We found a Carrefour - one of France's main supermarket chains - and leaving The Other Half to look after the bags, I set off in search of appropriate vittals.

The place was vast - i've only been in smaller ones. Two things struck me.

First, the amount of separate counters selling deli products - and likewise, the enormous wet fish counter. Second, neither the supermarket nor the rest of the centre were rammed, as you'd probably expect at noon on a Saturday in the UK.

I bought a small baguette each, packs of mortadella and saussicon, a box of grapes and two little fruit desserts. And that was another thing - the amount of the fruit and veg that was from France itself was beyond what you'd expect in a similar store back across the Channel.

Lilles Flandres - as opposed to Lille Europe, which was built especially for the Eurostar - was just nearby.

We picked up bottled water - and sophisticated French reading matter for me -and waited until the platform was announced, just beating the rain as we made it to our TGV carriage and settled in for the five-hour journey to Bordeaux.

Or put another way, what should have been a five-hour journey. Because after a short while, the train had slowed right down. I couldn't quite catch the reason, but by the time we had arrived at Charles de Gaulle airport, we were an hour behind time.

Still, what can you do? Get the food out, pop the headphones in and sit back and watch a movie. In this case, it was To Catch a Thief, with Cary Grant at his most sauve.

Finally, we pulled beyond Paris and starting getting up a head of steam, as the clouds started to break up, leaving a hint of the hoped for blue.

Flat, flat farm land passed by; fields of pale gold and dusty green; forests of white wind turbines on the horizon, sunlit against a still grey sky. This was new territory.

When the scenery changes, it's to gently rolling, wooded hills, with red-brown cows grazing contentedly.

We cross the Loire not far from Tours: geekery has it's advantages - or perhaps it's more a case of geekish toys having their advantages. I can use the satellite maps location utility on my mobile phone to work out exactly where I am.

The changing scenery is one of the things that makes train travel so enjoyable. The physical changes - low, flat land or hills - are accompanied in a country that still grows so much by signs of changing crops.

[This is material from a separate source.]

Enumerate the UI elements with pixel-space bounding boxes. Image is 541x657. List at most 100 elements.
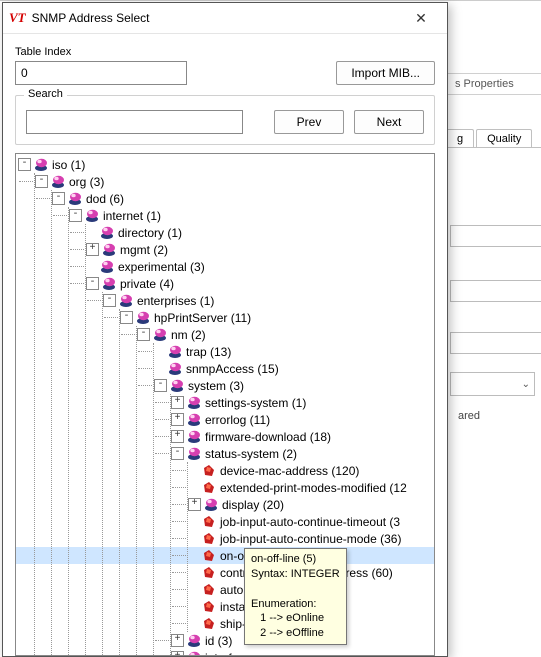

Bright yellow fields now add an occasional touch to the patchwork.

I never cease to be fascinated by the journey down the other side of the country, where there is such an obvious demarcation between 'The North' and 'The South' - not simply of one country, but of the continent, revealed within that country.

After the northernness of the Rhône Valley, it's all change at Lyon. The language of the land changes. The colours change too, and the architecture.

So travelling south on the opposite side of the country, I wonder what we will see; if the change will be as dramatic as that to the east.

France is also the first country, outside the UK, that I have travelled this widely in, and it gives you an increasingly complex picture and sense of a place.

In fact, you start to see the change a little way before Poitiers. It's not as in-your-face, nearing-the-Mediterranean as on that other route, but it's the nonetheless.

The colours all seem a little more saturated. The buildings have changed; many now have pale walls and red, tiled roofs.

And beyond Poitiers, by the time we hit Angouléme, south west of Cognac - yes, there really is such a place - it is quite definitely the south. And for us, as we near the day's destination, an increasing sense of Intrigue as to just what Bordeaux will be like.